Treatment of Rice Seeds for Early Growth, 2019


Dennis O'Connor, assistant professor of mechanical and mechatronic engineering, CSU Chico

This new project aims to find ways to treat rice seeds that improve early plant growth. Sowing good quality seeds can lead to lower seed rate requirements, better emergence, more uniformity, less replanting, and vigorous early growth to increase resistance to insects and diseases, and to decrease weeds. Thus, this has the potential to increase yields. First year objectives were to expand research on accelerated early plant growth of rice in both field and greenhouse trials.

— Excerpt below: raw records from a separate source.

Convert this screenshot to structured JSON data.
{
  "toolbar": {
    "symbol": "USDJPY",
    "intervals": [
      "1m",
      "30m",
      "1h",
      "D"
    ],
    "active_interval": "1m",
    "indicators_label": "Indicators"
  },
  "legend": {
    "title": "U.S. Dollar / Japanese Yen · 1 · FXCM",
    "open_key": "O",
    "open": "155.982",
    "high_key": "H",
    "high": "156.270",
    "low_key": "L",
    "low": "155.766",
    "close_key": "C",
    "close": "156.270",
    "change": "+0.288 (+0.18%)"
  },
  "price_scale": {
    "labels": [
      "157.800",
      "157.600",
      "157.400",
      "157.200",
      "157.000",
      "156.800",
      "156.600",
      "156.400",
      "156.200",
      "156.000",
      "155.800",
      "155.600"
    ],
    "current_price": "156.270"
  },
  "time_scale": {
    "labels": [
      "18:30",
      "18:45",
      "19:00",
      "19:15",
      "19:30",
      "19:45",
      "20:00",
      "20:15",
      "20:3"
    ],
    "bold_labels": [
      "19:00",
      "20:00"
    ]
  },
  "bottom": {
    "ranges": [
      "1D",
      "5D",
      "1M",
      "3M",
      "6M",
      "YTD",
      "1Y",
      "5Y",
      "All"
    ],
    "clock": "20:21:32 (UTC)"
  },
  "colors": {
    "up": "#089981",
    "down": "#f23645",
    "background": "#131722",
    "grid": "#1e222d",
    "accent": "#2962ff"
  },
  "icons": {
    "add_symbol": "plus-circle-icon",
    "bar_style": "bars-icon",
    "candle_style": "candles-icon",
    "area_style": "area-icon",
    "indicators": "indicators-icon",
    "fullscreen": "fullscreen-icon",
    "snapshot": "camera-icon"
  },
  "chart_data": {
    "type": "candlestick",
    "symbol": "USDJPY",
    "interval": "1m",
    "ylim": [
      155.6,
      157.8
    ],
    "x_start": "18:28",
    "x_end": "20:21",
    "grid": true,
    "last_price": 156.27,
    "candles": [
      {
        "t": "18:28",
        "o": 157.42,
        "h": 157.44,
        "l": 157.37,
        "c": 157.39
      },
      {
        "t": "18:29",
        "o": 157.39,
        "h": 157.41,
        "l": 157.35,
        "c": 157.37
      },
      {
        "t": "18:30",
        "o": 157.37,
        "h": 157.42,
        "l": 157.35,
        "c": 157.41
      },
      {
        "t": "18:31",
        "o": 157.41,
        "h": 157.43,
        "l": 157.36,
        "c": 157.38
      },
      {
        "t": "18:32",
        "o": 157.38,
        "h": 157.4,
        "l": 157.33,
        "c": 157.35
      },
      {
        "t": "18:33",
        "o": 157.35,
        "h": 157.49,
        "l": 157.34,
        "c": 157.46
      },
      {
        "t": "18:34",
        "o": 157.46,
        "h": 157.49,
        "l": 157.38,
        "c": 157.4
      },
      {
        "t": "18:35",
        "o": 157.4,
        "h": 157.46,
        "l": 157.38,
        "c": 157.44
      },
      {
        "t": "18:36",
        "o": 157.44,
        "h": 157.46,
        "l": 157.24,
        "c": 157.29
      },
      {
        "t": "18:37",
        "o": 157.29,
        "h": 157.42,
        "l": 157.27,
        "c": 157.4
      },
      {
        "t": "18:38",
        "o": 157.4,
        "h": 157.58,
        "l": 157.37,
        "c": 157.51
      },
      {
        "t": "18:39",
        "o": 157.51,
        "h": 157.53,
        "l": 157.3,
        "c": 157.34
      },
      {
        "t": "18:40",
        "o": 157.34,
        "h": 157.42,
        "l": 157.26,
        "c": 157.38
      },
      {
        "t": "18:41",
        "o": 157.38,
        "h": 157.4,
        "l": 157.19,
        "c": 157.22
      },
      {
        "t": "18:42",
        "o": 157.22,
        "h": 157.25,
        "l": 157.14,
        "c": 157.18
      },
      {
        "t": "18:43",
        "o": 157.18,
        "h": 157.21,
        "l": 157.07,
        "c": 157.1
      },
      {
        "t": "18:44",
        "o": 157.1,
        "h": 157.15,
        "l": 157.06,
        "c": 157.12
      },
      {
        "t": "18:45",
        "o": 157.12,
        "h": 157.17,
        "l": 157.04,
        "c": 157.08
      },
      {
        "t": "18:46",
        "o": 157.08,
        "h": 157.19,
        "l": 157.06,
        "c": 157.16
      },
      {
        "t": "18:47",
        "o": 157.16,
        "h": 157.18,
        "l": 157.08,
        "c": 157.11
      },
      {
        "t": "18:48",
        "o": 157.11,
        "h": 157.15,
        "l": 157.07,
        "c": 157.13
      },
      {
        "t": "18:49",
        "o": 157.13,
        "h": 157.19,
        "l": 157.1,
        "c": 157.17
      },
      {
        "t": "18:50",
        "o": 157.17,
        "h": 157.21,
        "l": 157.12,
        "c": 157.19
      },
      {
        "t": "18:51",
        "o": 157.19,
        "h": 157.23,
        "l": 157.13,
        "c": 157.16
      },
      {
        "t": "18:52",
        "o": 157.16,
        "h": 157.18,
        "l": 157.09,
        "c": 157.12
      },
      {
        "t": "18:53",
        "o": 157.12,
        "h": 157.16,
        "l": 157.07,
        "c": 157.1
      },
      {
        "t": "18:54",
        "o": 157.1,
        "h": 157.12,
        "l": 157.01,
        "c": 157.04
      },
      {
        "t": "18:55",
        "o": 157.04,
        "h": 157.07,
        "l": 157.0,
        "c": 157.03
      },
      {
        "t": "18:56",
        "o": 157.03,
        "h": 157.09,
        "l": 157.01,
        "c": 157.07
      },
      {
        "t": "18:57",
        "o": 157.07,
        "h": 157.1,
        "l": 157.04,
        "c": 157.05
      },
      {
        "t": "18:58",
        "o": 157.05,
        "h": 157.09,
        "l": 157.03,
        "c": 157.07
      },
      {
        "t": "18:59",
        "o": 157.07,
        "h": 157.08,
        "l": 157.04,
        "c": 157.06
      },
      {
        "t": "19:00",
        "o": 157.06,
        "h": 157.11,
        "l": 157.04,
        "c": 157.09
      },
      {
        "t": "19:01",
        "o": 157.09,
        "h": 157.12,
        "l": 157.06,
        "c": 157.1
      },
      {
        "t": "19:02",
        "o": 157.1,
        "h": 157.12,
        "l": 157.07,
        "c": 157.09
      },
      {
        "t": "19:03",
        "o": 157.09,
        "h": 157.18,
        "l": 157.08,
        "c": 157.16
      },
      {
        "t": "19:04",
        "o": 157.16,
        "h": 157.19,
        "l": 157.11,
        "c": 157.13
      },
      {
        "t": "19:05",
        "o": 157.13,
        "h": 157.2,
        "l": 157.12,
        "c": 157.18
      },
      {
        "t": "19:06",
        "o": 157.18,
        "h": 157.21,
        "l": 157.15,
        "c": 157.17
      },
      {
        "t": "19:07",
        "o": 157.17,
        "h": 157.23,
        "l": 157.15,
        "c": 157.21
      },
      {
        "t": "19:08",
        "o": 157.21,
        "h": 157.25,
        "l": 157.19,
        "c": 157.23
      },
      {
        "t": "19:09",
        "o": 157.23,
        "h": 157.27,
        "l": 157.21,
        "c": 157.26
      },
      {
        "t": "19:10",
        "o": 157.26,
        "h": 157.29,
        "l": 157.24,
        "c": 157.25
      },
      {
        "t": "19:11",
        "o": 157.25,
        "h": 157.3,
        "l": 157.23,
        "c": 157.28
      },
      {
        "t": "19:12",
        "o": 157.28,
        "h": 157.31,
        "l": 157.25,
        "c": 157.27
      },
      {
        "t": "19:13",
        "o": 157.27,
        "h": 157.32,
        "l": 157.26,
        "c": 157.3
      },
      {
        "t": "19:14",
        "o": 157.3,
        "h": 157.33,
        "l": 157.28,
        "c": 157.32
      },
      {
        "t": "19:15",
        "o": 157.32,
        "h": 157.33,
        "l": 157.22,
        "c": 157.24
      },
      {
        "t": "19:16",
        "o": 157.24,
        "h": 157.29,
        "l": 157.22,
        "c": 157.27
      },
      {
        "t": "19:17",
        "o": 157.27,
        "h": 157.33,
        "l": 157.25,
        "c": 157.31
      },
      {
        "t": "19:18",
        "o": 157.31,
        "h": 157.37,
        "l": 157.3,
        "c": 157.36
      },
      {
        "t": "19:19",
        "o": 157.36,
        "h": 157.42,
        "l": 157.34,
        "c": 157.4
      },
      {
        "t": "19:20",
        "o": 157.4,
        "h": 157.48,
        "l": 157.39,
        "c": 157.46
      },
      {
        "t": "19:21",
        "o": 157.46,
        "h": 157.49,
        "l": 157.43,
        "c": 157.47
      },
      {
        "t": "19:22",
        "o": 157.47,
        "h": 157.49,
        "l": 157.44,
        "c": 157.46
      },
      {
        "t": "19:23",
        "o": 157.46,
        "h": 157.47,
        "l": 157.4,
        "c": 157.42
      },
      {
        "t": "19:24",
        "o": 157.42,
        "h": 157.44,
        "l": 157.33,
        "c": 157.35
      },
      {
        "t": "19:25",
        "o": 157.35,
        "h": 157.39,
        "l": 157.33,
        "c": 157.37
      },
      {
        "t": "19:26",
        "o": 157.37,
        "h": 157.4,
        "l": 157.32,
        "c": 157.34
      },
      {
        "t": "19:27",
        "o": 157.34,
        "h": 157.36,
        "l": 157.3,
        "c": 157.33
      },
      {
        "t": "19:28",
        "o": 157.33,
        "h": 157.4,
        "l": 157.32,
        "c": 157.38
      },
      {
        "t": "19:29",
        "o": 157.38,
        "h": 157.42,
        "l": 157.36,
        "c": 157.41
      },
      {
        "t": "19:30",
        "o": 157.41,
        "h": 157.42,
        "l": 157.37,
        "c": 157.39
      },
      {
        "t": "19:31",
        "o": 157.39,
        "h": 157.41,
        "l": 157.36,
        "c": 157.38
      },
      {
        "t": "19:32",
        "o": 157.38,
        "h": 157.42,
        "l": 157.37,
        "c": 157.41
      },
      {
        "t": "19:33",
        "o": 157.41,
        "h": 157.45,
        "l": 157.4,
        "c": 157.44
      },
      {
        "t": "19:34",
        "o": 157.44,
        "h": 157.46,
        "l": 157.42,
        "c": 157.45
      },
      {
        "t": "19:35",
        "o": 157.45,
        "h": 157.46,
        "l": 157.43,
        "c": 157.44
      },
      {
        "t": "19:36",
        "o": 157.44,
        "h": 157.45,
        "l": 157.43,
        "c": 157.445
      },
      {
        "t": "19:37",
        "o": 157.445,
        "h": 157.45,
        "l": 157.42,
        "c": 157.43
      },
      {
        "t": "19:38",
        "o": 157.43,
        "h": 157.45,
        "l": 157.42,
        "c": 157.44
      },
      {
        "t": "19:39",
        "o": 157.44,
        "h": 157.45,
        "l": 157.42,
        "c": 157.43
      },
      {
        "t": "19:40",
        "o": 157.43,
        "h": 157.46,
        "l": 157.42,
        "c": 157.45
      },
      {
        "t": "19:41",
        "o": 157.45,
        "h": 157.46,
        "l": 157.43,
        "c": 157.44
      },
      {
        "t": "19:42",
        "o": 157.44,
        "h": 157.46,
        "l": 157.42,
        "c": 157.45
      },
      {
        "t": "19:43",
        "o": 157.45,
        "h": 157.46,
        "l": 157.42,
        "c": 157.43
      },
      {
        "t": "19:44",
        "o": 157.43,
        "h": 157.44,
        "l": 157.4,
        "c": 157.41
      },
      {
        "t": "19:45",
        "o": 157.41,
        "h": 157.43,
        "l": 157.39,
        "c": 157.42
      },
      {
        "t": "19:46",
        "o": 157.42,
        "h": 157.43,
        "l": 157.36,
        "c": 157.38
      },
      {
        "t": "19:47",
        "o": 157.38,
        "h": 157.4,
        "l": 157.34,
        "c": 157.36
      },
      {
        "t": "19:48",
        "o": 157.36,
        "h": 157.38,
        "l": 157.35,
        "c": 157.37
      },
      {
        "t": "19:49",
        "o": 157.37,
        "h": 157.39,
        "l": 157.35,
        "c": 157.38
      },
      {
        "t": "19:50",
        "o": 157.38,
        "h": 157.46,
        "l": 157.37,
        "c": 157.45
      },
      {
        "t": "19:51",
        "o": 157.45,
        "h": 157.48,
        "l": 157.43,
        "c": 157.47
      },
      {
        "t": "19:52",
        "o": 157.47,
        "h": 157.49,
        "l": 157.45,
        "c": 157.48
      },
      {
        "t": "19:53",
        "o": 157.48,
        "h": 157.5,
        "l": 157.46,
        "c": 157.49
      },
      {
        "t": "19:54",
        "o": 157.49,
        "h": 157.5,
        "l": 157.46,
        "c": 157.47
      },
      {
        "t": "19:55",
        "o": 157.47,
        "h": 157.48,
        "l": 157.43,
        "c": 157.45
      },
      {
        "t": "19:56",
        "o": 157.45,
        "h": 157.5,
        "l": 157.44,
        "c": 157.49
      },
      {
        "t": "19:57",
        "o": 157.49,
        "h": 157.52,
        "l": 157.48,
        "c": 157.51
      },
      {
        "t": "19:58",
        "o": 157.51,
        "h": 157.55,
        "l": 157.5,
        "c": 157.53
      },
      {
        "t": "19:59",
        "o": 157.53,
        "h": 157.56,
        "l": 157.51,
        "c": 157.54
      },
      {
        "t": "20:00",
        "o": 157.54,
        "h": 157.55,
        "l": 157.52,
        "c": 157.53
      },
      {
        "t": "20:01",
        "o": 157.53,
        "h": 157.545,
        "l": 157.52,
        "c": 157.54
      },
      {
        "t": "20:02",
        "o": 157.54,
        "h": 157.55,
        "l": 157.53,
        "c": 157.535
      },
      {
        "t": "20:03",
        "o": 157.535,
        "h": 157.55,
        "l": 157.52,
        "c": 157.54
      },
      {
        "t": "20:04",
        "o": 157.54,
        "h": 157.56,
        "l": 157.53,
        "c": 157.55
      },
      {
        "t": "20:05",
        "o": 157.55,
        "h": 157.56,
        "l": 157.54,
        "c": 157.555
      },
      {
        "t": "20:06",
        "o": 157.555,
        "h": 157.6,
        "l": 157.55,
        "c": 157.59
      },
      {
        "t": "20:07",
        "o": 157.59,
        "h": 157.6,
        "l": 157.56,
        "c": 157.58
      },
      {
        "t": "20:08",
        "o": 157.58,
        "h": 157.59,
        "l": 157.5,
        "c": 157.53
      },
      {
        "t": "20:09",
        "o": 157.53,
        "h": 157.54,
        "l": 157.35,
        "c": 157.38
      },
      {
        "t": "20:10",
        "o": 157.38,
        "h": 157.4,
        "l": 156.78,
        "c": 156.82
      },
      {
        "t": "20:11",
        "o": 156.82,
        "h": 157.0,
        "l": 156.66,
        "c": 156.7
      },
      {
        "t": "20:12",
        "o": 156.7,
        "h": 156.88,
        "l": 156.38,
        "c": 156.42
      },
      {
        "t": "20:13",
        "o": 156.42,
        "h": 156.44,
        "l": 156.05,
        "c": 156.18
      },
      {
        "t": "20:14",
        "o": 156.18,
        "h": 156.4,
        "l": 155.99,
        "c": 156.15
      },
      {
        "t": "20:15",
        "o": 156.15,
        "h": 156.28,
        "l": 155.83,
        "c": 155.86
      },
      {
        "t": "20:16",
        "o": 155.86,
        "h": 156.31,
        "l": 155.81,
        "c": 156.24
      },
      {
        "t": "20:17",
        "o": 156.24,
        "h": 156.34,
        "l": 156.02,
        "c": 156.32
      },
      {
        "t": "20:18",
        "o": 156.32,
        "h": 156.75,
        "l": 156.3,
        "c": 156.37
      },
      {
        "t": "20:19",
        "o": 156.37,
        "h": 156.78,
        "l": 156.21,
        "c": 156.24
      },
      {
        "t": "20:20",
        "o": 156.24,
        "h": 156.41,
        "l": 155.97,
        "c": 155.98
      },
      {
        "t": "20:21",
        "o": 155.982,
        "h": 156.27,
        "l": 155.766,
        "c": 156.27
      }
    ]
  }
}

At Chico State, researchers tested a novel biophysical treatment of S-102 seeds. This involved temporarily exposing the seeds to vibrating water upon initial soaking. Seven experiments were conducted to quantify accelerated germination rates. A consistent, accelerated germination rate was observed in the biophysical treatments, reaching nearly 10% in treated seeds starting at day two and leveling off at day five.

At Lundberg Family Farms, a different set of experiments focused on early plant growth vigor in both greenhouse and field trials. Research staff monitored treated and untreated plants of M-206, Akitakomachi, and S-102. These three varieties were tested to understand broader impacts of treatments and to see if common varieties stand to benefit.

Rice seedlings not only got a head-start with quicker germinations rates, but they also exhibited improved early growth or seedling vigor. Thus, root length and shoots were measured in both greenhouse and field trials.

In field measurements, the average root and shoot lengths of M-206 were mostly larger in the control, yet the exact opposite was found in the greenhouse. Results for Akitakomachi were less consistent, with the greater average length measurements switching back and forth between controls and treated for both the greenhouse and field trials. S-102 results for the control and treated seeds were also less consistent.

Researchers believe with a high degree of confidence that the germination rate increased as a result of the biophysical treatment. Post germination observations have shown substantially improved seedling vigor for treated seeds over the control.

Multiple greenhouse trials and the field trial to observe any continued benefit after germination failed initially to show consistent results. However, subsequent trials showed better results, which suggests a growth advantage in treated seeds.